Along with progressive loss of neuronal systems, disruption of mitochondrial homeostasis plays a role in the pathogenesis of neurodegenerative disorders such as Parkinson´s, Alzheimer´s and Huntington´s diseases [159, 160]. Analysis of human brains from Alzheimer´s patients revealed not only structurally abnormal mitochondria [161, 162], but also indicated a strong link between Drp1-mediated mitochondrial fission and neurodegeneration [163]. Indeed, blocking mitochondrial fragmentation exhibits beneficial effects in preclinical models of Huntington´s [164] and Parkinson’s [165] disease, and Amyotrophic lateral sclerosis [166]. On the contrary, loss-of-function Drp1 mutations leading to giant and aberrant mitochondria are often associated with lethal neurological disorders including microcephaly [167] and refractory epilepsy [168]; therefore, reinforcing the role of an exquisite balance of mitochondrial fusion and fission events in cellular physiology. In the context of mitochondrial biogenesis, deficiencies in the ETC are related to mtDNA mutations in Alzheimer’s patients, which suppress mitochondrial transcription and replication [169]. Similarly, studies in animals have shown that whereas impaired mitochondrial biogenesis leads to loss of neurons [170], PGC-1α upregulation protects neural cells against oxidative stress-induced death [171].
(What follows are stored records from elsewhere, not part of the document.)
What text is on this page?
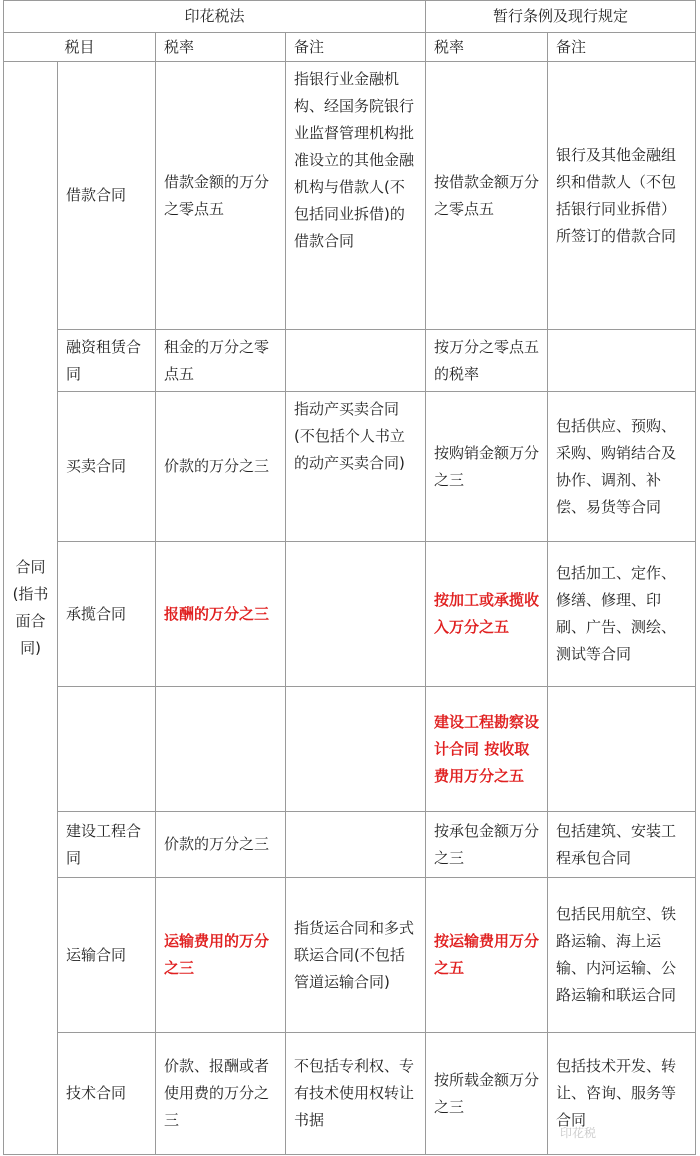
印花税法				暂行条例及现行规定	
税目		税率	备注	税率	备注
合同(指书面合同)	借款合同	借款金额的万分之零点五	指银行业金融机构、经国务院银行业监督管理机构批准设立的其他金融机构与借款人(不包括同业拆借)的借款合同	按借款金额万分之零点五	银行及其他金融组织和借款人（不包括银行同业拆借）所签订的借款合同
	融资租赁合同	租金的万分之零点五		按万分之零点五的税率	
	买卖合同	价款的万分之三	指动产买卖合同(不包括个人书立的动产买卖合同)	按购销金额万分之三	包括供应、预购、采购、购销结合及协作、调剂、补偿、易货等合同
	承揽合同	报酬的万分之三		按加工或承揽收入万分之五	包括加工、定作、修缮、修理、印刷、广告、测绘、测试等合同
				建设工程勘察设计合同 按收取费用万分之五	
	建设工程合同	价款的万分之三		按承包金额万分之三	包括建筑、安装工程承包合同
	运输合同	运输费用的万分之三	指货运合同和多式联运合同(不包括管道运输合同)	按运输费用万分之五	包括民用航空、铁路运输、海上运输、内河运输、公路运输和联运合同
	技术合同	价款、报酬或者使用费的万分之三	不包括专利权、专有技术使用权转让书据	按所载金额万分之三	包括技术开发、转让、咨询、服务等合同
印花税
Mostly driven by loss-of-function mutations in mtDNA or nuclear DNA, mitochondrial diseases refer to a heterogeneous group of disorders triggered by mitochondrial dysfunction [172]. Regardless the disease etiology, there is an overall decrease in content and function of respiratory chain subunits [173,174,175]. In this context, PGC-1α overexpression can boost ATP production by increasing the amount of the organelle in Leigh syndrome [174]. Inducers of mitochondrial biogenesis (i.e. AICAR) also delay the progression of mitochondrial myopathies in mice [174, 176]. Despite the fact that most of these disorders arise from defects in OXPHOS components, progressive neuronal degeneration along with aberrant mitochondrial morphology are observed in preclinical models of Leigh syndrome [175]. Progressive loss of vision observed in autosomal dominant optic atrophy disease is associated with OPA1 mutations [177]. Moreover, impaired mitochondrial fusion or fission by mutations in Mfn2 [178] and Dyn2 genes [179] cause the inherited Charcot Marie Tooth disease. Of interest, due to its involvement in mtDNA replication [112, 180], disruption of mitochondrial dynamics may increase the susceptibility to these inborn errors. Finally, highlighting the dynamic nature of mitochondria, gene therapy is the latest and attractive strategy to restore mitochondrial function and counteract clinical progression of primary mitochondrial diseases [181,182,183,184].

5 Concluding Remarks

The dynamic behavior of mitochondria morphology, controlled by mitochondrial biogenesis and fission-fusion machineries, are determinant for the whole-body homeostasis. Fluctuations in mitochondrial quantity, size and cellular position occur in response to numerous stress and metabolic conditions, which will lead to divergent outcomes. If transient, perturbations of mitochondrial mass and morphology enable metabolic adaptations to meet energetic requirements. On the contrary, sustained stress-induced mitochondrial dysfunction often triggers mitochondrial fragmentation and induces cell death. Moreover, due to the dynamic nature of mitochondria, studying the physiological and pathological significance of mitochondrial network in a time-, tissue- and stress-dependent manner is a challenging task. The development of advanced techniques capable of tracking fusion and fission events in vivo, as well as the identification of new players controlling biogenesis and dynamics will be crucial not only to overcome these obstacles, but also to open up new avenues for pharmacological interventions.